• henfredemars@infosec.pub
    ·
    5 months ago

    For your convenience:

    The researchers pointed out that the vulnerability cannot be exploited remotely. An attacker can trigger the issue by providing crafted inputs to applications that employ these [syslog] logging functions [in apps that allow the user to feed crafted data to those functions].

    This is a privilege escalation.

  • Atemu@lemmy.ml
    ·
    5 months ago

    Security-critical C and memory safety bugs. Name a more iconic duo...

    I'd have kinda preferred for public disclosure to have happened after the fix propagated to distros. Now we get to hurry the patch to end-users which isn't always easily possible. Could we at least have a coordinated disclosure time each month? That'd be great.

    • clever_banana@lemmy.today
      ·
      5 months ago

      Public disclosure is typically done 90 days after Deva are privately notified. That should be enough time for security-critical bugs.

      • Atemu@lemmy.ml
        ·
        5 months ago

        They did follow that. You can read their disclosure timeline in their report.

        Problem is that the devs of glibc aren't the only people interested in getting glibc patched but us distro maintainers too.

        What I would have preferred would be an early private disclosure to the upstream maintainers and then a public but intentionally unspecific disclosure with just the severity to give us distro people some time to prepare a swift rollout when the full disclosure happens and the patch becomes public.

        Alternatively, what would be even better would have been to actually ship the patch in a release but not disclose its severity (or even try to hide it by making it seem like a refactor or non-security relevant bugfix) until a week or two later; ensuring that any half-decent distro release process and user upgrade cycle will have the patch before its severity is disclosed. That's how the Linux kernel does it AFAIK and it's the most reasonable approach I've seen.

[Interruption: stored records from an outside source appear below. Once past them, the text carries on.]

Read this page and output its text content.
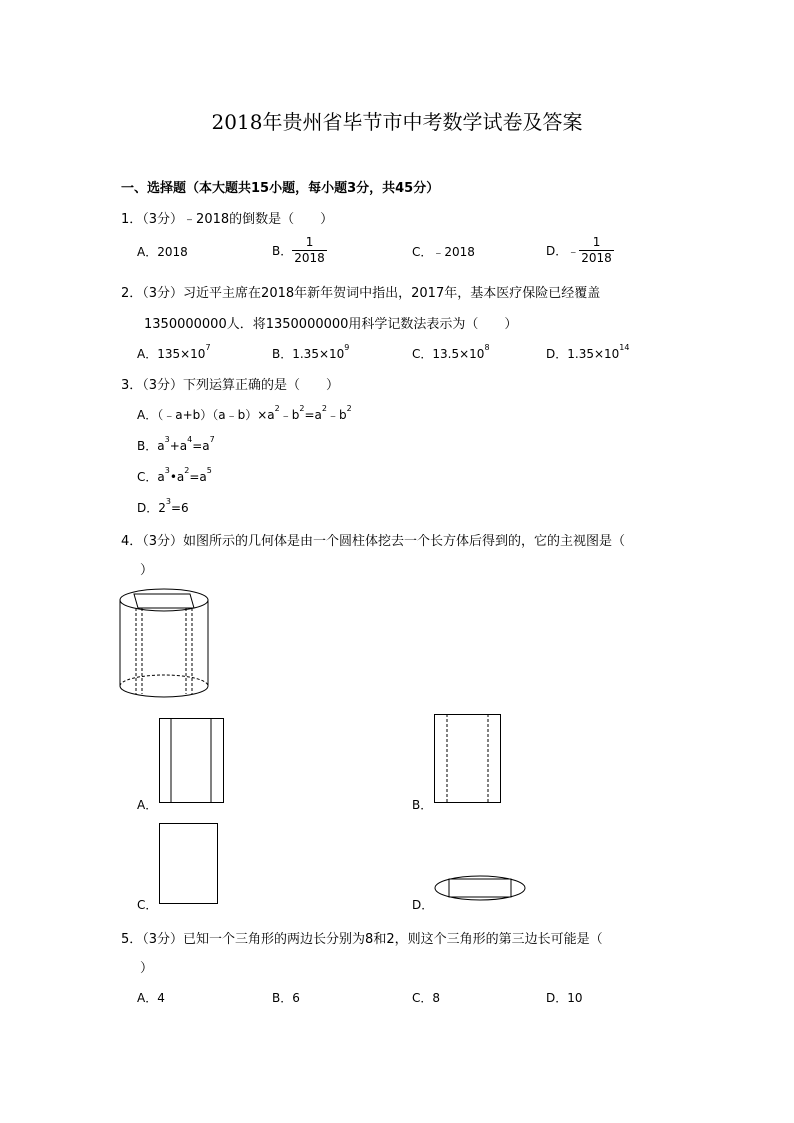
2018年贵州省毕节市中考数学试卷及答案
一、选择题（本大题共15小题，每小题3分，共45分）
1．（3分）﹣2018的倒数是（　　）
A．2018	B． $\frac{1}{2018}$	C．﹣2018	D．﹣ $\frac{1}{2018}$
2．（3分）习近平主席在2018年新年贺词中指出，2017年，基本医疗保险已经覆盖
1350000000人．将1350000000用科学记数法表示为（　　）
A．$135\times 10^7$	B．$1.35\times 10^9$	C．$13.5\times 10^8$	D．$1.35\times 10^{14}$
3．（3分）下列运算正确的是（　　）
A．$(﹣a+b)(a﹣b)\times a^2﹣b^2=a^2﹣b^2$
B．$a^3+a^4=a^7$
C．$a^3•a^2=a^5$
D．$2^3=6$
4．（3分）如图所示的几何体是由一个圆柱体挖去一个长方体后得到的，它的主视图是（
）
A．	B．
C．	D．
5．（3分）已知一个三角形的两边长分别为8和2，则这个三角形的第三边长可能是（
）
A．4	B．6	C．8	D．10
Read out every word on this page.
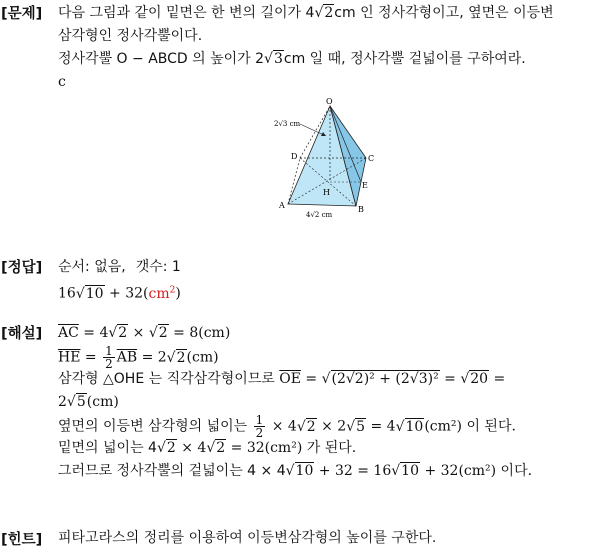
[문제] 다음 그림과 같이 밑면은 한 변의 길이가 4√2cm 인 정사각형이고, 옆면은 이등변
삼각형인 정사각뿔이다.
정사각뿔 O − ABCD 의 높이가 2√3cm 일 때, 정사각뿔 겉넓이를 구하여라.
c
O
A	B
C
D
E
H
2√3 cm
4√2 cm
[정답] 순서: 없음, 갯수: 1
$16√10 + 32(cm^2)$
[해설] $\overline{AC} = 4√2 \times √2 = 8(cm)$
$\overline{HE} = \frac{1}{2} \overline{AB} = 2√2(cm)$
삼각형 △OHE 는 직각삼각형이므로 $\overline{OE} = √(2√2)^2 + (2√3)^2 = √20$ =
2√5(cm)
옆면의 이등변 삼각형의 넓이는 $\frac{1}{2} \times 4√2 \times 2√5 = 4√10(cm^2)$ 이 된다.
밑면의 넓이는 4√2 × 4√2 = 32(cm²) 가 된다.
그러므로 정사각뿔의 겉넓이는 4 × 4√10 + 32 = 16√10 + 32(cm²) 이다.
[힌트] 피타고라스의 정리를 이용하여 이등변삼각형의 높이를 구한다.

  • mariusafa@lemmy.sdf.org
    ·
    5 months ago

    glibc is great, but holy shit the source code is obscured into oblivion, so hard to understand, with hardcoded optimizations, and compiler optimizations. I understand how difficult is to find vulnerabilities. A bit sad that the only C lib truely free software is so hard to actually read its code or even contribute to it.

    • leopold@lemmy.kde.social
      ·
      edit-2
      5 months ago

      For what it's worth, glibc is very much performance-critical, so this shouldn't be a surprise. Any possible optimization is worth it.

      There are a ton of free software libc implementations outside of glibc. I think most implementations of libc are free software at this point. There's Bionic, the BSD libcs, musl, the Haiku libc, the OpenSolaris/OpenIndiana libc, Newlib, relibc, the ToaruOS libc, the SerenityOS libc and a bunch more. Pretty sure Wine/ReactOS also have free implementations of the Windows libc.